I mentioned dreams, and that is one advantage I suppose to restless sleep. When I am dozing in and out of wakeness, I can have whole series of odd and goofy dreams, which can be entertaining. Awake, I try to figure out the bizarre set of things in my life that got connected by my subconscious in the dream I just had.
It’s funny though, how our dreams seldom stay with us. Most of the time, by the middle of the day, that intense and peculiar dream is gone. They are like a coating of snow that falls in a late fall night, and then melts in the morning sun.

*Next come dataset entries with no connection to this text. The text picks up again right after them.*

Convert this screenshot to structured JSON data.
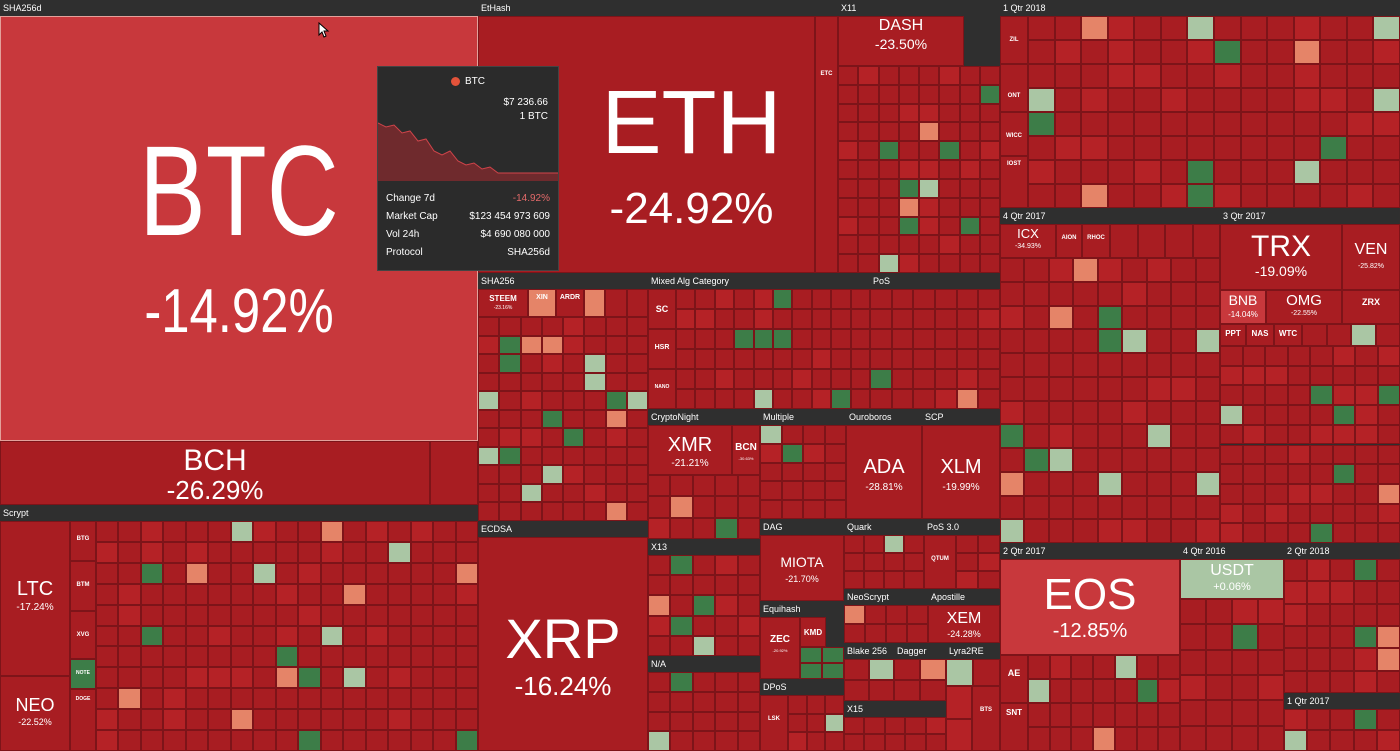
{
  "colors": {
    "deep_red": "#a81d22",
    "mid_red": "#b52226",
    "light_red": "#c8383c",
    "salmon": "#e58468",
    "green": "#3d7d48",
    "light_green": "#aac6a4",
    "dark_bg": "#2f2f2f"
  },
  "groups": {
    "sha256d": "SHA256d",
    "ethash": "EtHash",
    "x11": "X11",
    "q1_2018": "1 Qtr 2018",
    "q4_2017": "4 Qtr 2017",
    "q3_2017": "3 Qtr 2017",
    "sha256": "SHA256",
    "mixed": "Mixed Alg Category",
    "pos": "PoS",
    "scrypt": "Scrypt",
    "ecdsa": "ECDSA",
    "cryptonight": "CryptoNight",
    "multiple": "Multiple",
    "ouroboros": "Ouroboros",
    "scp": "SCP",
    "x13": "X13",
    "dag": "DAG",
    "quark": "Quark",
    "pos3": "PoS 3.0",
    "equihash": "Equihash",
    "neoscrypt": "NeoScrypt",
    "apostille": "Apostille",
    "na": "N/A",
    "blake256": "Blake 256",
    "dagger": "Dagger",
    "lyra2re": "Lyra2RE",
    "dpos": "DPoS",
    "x15": "X15",
    "q2_2017": "2 Qtr 2017",
    "q4_2016": "4 Qtr 2016",
    "q2_2018": "2 Qtr 2018",
    "q1_2017": "1 Qtr 2017"
  },
  "coins": {
    "btc": {
      "sym": "BTC",
      "pct": "-14.92%"
    },
    "bch": {
      "sym": "BCH",
      "pct": "-26.29%"
    },
    "eth": {
      "sym": "ETH",
      "pct": "-24.92%"
    },
    "etc": {
      "sym": "ETC"
    },
    "dash": {
      "sym": "DASH",
      "pct": "-23.50%"
    },
    "zil": {
      "sym": "ZIL"
    },
    "ont": {
      "sym": "ONT"
    },
    "wicc": {
      "sym": "WICC"
    },
    "iost": {
      "sym": "IOST"
    },
    "icx": {
      "sym": "ICX",
      "pct": "-34.93%"
    },
    "aion": {
      "sym": "AION"
    },
    "rhoc": {
      "sym": "RHOC"
    },
    "trx": {
      "sym": "TRX",
      "pct": "-19.09%"
    },
    "ven": {
      "sym": "VEN",
      "pct": "-25.82%"
    },
    "bnb": {
      "sym": "BNB",
      "pct": "-14.04%"
    },
    "omg": {
      "sym": "OMG",
      "pct": "-22.55%"
    },
    "zrx": {
      "sym": "ZRX"
    },
    "ppt": {
      "sym": "PPT"
    },
    "nas": {
      "sym": "NAS"
    },
    "wtc": {
      "sym": "WTC"
    },
    "steem": {
      "sym": "STEEM",
      "pct": "-23.16%"
    },
    "xin": {
      "sym": "XIN"
    },
    "ardr": {
      "sym": "ARDR"
    },
    "sc": {
      "sym": "SC"
    },
    "hsr": {
      "sym": "HSR"
    },
    "nano": {
      "sym": "NANO"
    },
    "ltc": {
      "sym": "LTC",
      "pct": "-17.24%"
    },
    "neo": {
      "sym": "NEO",
      "pct": "-22.52%"
    },
    "btg": {
      "sym": "BTG"
    },
    "btm": {
      "sym": "BTM"
    },
    "xvg": {
      "sym": "XVG"
    },
    "note": {
      "sym": "NOTE"
    },
    "doge": {
      "sym": "DOGE"
    },
    "xrp": {
      "sym": "XRP",
      "pct": "-16.24%"
    },
    "xmr": {
      "sym": "XMR",
      "pct": "-21.21%"
    },
    "bcn": {
      "sym": "BCN",
      "pct": "-30.63%"
    },
    "ada": {
      "sym": "ADA",
      "pct": "-28.81%"
    },
    "xlm": {
      "sym": "XLM",
      "pct": "-19.99%"
    },
    "miota": {
      "sym": "MIOTA",
      "pct": "-21.70%"
    },
    "qtum": {
      "sym": "QTUM"
    },
    "zec": {
      "sym": "ZEC",
      "pct": "-20.92%"
    },
    "kmd": {
      "sym": "KMD"
    },
    "xem": {
      "sym": "XEM",
      "pct": "-24.28%"
    },
    "lsk": {
      "sym": "LSK"
    },
    "bts": {
      "sym": "BTS"
    },
    "eos": {
      "sym": "EOS",
      "pct": "-12.85%"
    },
    "ae": {
      "sym": "AE"
    },
    "snt": {
      "sym": "SNT"
    },
    "usdt": {
      "sym": "USDT",
      "pct": "+0.06%"
    }
  },
  "tooltip": {
    "coin": "BTC",
    "price": "$7 236.66",
    "unit": "1 BTC",
    "rows": [
      {
        "k": "Change 7d",
        "v": "-14.92%"
      },
      {
        "k": "Market Cap",
        "v": "$123 454 973 609"
      },
      {
        "k": "Vol 24h",
        "v": "$4 690 080 000"
      },
      {
        "k": "Protocol",
        "v": "SHA256d"
      }
    ]
  }
}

I am not alone in sleep troubles. I find comrades in these night battles in lots of conversations and lots of articles. People who study this point to the Industrial Revolution and the creation of artificial light as a watershed moment. Until then, our bodies adjusted and responded to day and night the way every other creature on Earth has. Manmade light made the night shift and all-nighter possible. Our brains which evolved to function in sun and dark, suddenly had possibilities that had nothing to do with nature’s light. I’d guess sleep issues leapt around then.
We can find an appreciation for sleep that long predates the sleep clinics we have today. In Proverbs 3, we are instructed to follow the Lord and take up his wisdom. If one does that, “When you lie down, you will not be afraid; when you lie down, your sleep will be sweet.”
Five hundred years ago, Shakespeare appreciated the gift of good sleep. “Innocent sleep. Sleep that soothes away all our worries. Sleep that puts each day to rest. Sleep that relieves the weary laborer and heals hurt minds. Sleep, the main course in life’s feast, and the most nourishing.” Reading that makes me want to take a nap.
I’ll end with something my mom used to say. It’s a bit unnerving, but she meant it lovingly. “Sleep tight. Don’t let the bed bugs bite.”